Tang Soo Do started with the early Korean fighting arts, which paintings and murals tell us were utilized during the time of the three kingdoms in Korea. Eventually,
these kingdoms were united under the Silla Dynasty, where evidence of the fighting arts in Korea became even greater.
From the evidence, it appears that the arts continued to progress and be practiced, usually taught within families or passed down from one individual to another,
until the Japanese took control of Korea between 1909 to 1945. Looking to quell any opposition to their occupation before it started,
the Japanese forbade Koreans from practicing martial arts and as a result, some history was lost.

That said, the arts were still practiced secretly, and were influenced by the rare Japanese karate practitioner willing to share his knowledge during the time. Eventually, when the Japanese domination was lifted, martial arts schools began to pop up across Korea, the first of which was the Chung Do Kwan, whose founder was Won Kuk Lee. Lee is regarded to be the first to use the term Tang Soo Do to describe what had become the Korean fighting art that had been influenced by so many other styles. The term “Tang Soo Do/ Dang Soo Do” was initially a Korean pronunciation of “The Way of the Chinese Hand.” These days most Americans translate it as, “The Way of the Open Hand.” Beyond Won Kuk Lee, several other practitioners formed kwans in the area, to the point that by the 1960’s there were nine major ones, which were based from an original five called the Moo Duk Kwan (leader- Hwang Kee), Yeon Moo Kwan (Lee, Nam Suk), YMCA Kwon Bup Bu (Lee, Nam Suk), Chung Do Kwan (Shon, Duk Song), Song Moo Kwan (No, Byong Jik). It is at this time that the country attempted to unify all of their arts under one name:Tae Kwon Do. All but one of these schools basically incorporated in theory- even if they continued to teach their separate curriculums without much change- and that school was the Moo Duk Kwan. Founder Hwang Kee stayed the course and refused to merge despite political pressures after realizing/believing that the move was designed to basically overrun his style and organization. Though this decision cost him some members to the Tae Kwon Do movement, in 1965 and 1966 Kee won legal battles that allowed him to run his organization and begin to rebuild from Tae Kwon Do’s power play.

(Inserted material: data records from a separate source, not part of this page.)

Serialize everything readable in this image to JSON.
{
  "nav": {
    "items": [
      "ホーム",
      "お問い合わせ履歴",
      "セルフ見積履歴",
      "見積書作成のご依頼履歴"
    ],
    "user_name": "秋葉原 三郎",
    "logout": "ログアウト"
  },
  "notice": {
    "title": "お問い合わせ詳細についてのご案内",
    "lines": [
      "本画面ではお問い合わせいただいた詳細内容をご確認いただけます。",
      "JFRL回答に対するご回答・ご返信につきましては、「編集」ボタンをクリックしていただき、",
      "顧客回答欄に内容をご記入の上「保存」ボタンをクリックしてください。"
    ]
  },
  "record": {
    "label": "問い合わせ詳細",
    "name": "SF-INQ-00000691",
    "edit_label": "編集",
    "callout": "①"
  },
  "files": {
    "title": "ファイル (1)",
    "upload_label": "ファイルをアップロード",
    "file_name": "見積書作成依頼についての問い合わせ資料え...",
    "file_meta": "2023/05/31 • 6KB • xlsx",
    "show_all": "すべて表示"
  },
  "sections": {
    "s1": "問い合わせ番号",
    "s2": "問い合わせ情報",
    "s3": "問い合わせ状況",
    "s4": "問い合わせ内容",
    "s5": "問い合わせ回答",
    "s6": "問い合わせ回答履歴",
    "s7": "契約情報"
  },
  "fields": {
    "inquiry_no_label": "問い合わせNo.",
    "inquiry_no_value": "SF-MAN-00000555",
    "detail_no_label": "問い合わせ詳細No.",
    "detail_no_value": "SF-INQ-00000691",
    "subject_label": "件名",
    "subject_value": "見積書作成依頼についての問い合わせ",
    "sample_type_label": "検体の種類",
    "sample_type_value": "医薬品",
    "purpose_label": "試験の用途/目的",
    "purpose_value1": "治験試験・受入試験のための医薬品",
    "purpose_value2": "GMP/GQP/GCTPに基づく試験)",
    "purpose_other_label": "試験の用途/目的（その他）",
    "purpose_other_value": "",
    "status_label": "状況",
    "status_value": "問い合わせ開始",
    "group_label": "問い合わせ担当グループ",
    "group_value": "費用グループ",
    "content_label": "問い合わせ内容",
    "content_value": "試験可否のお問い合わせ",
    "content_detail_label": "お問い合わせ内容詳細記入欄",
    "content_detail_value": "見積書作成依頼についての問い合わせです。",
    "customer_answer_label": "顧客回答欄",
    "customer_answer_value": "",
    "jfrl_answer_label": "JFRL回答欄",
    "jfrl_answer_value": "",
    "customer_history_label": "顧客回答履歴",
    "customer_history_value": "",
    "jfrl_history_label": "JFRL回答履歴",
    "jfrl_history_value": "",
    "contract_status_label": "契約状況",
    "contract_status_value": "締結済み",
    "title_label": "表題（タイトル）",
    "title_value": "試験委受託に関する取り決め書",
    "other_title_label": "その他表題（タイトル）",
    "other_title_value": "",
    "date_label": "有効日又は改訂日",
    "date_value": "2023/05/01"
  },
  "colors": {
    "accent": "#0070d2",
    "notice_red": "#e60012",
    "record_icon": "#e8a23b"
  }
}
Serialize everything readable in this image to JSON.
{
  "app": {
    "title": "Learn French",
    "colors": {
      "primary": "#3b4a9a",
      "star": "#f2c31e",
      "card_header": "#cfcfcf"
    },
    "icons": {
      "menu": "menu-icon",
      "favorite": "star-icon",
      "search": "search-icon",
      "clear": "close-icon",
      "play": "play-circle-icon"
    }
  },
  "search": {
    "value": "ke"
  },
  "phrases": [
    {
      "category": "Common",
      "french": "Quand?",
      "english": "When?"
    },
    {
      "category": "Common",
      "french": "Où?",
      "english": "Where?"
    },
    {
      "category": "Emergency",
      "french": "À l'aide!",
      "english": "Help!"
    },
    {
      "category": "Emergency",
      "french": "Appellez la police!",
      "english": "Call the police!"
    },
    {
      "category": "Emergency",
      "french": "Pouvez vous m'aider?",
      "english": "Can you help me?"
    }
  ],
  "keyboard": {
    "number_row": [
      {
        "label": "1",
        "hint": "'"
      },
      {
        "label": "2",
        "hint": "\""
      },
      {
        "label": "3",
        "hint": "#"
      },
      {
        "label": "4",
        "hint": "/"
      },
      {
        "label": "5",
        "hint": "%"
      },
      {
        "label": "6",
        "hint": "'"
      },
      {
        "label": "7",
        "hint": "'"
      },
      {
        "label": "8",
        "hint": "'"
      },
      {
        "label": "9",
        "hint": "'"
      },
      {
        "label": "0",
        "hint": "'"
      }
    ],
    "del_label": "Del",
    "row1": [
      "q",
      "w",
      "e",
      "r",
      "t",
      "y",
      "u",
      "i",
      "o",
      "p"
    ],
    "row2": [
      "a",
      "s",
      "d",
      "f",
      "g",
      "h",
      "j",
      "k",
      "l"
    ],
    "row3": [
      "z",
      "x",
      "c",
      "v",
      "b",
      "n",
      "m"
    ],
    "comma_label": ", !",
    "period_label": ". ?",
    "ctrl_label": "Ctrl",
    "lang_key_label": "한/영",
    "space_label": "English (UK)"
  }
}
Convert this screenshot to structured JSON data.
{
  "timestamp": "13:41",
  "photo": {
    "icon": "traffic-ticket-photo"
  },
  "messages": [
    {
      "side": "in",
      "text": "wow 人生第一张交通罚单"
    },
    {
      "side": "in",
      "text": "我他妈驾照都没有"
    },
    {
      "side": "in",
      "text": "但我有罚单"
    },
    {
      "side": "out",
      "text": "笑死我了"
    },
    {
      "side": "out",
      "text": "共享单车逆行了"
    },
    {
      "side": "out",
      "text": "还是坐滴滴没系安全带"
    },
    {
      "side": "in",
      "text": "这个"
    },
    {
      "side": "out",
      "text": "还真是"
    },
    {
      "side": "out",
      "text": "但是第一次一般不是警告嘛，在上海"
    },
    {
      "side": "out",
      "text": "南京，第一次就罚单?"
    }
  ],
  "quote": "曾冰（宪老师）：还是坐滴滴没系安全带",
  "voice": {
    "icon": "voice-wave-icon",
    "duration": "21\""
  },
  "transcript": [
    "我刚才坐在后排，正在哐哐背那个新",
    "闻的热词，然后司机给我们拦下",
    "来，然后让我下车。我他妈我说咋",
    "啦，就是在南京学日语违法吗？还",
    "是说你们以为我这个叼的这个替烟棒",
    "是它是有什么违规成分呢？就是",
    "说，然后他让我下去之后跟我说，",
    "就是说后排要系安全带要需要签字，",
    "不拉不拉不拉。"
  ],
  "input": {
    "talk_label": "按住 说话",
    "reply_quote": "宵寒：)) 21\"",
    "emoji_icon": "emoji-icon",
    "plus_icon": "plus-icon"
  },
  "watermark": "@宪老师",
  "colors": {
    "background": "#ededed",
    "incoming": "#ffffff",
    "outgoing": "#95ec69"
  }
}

Therefore, Kee and his followers continued to follow a purer form of Tang Soo Do (in the late 1950’s he changed the name of his organization to Korean Soo Bahk Do Association, Moo Duk Kwan).
Today, Tang Soo Do continues to flourish under numerous federations and organizations. There is no large umbrella organization regulating its practice.

              What is Tang Soo Do?

Tang Soo Do is really a Korean form of karate. It is a striking style of martial arts in that practitioners utilize hand strikes, kicks, and blocks to defend themselves. In addition, jiu jitsu or aikido style wrist grabs are also practiced (known as self defense moves). Tang Soo Do is a style that emphasizes breathing in its forms and practice, no contact or light contact sparring, and the building of character within its participants. It is not enough for a Tang Soo Do practitioner to learn the various physical moves within the art. In addition, they must learn about the style’s history and demonstrate respect for this and other people.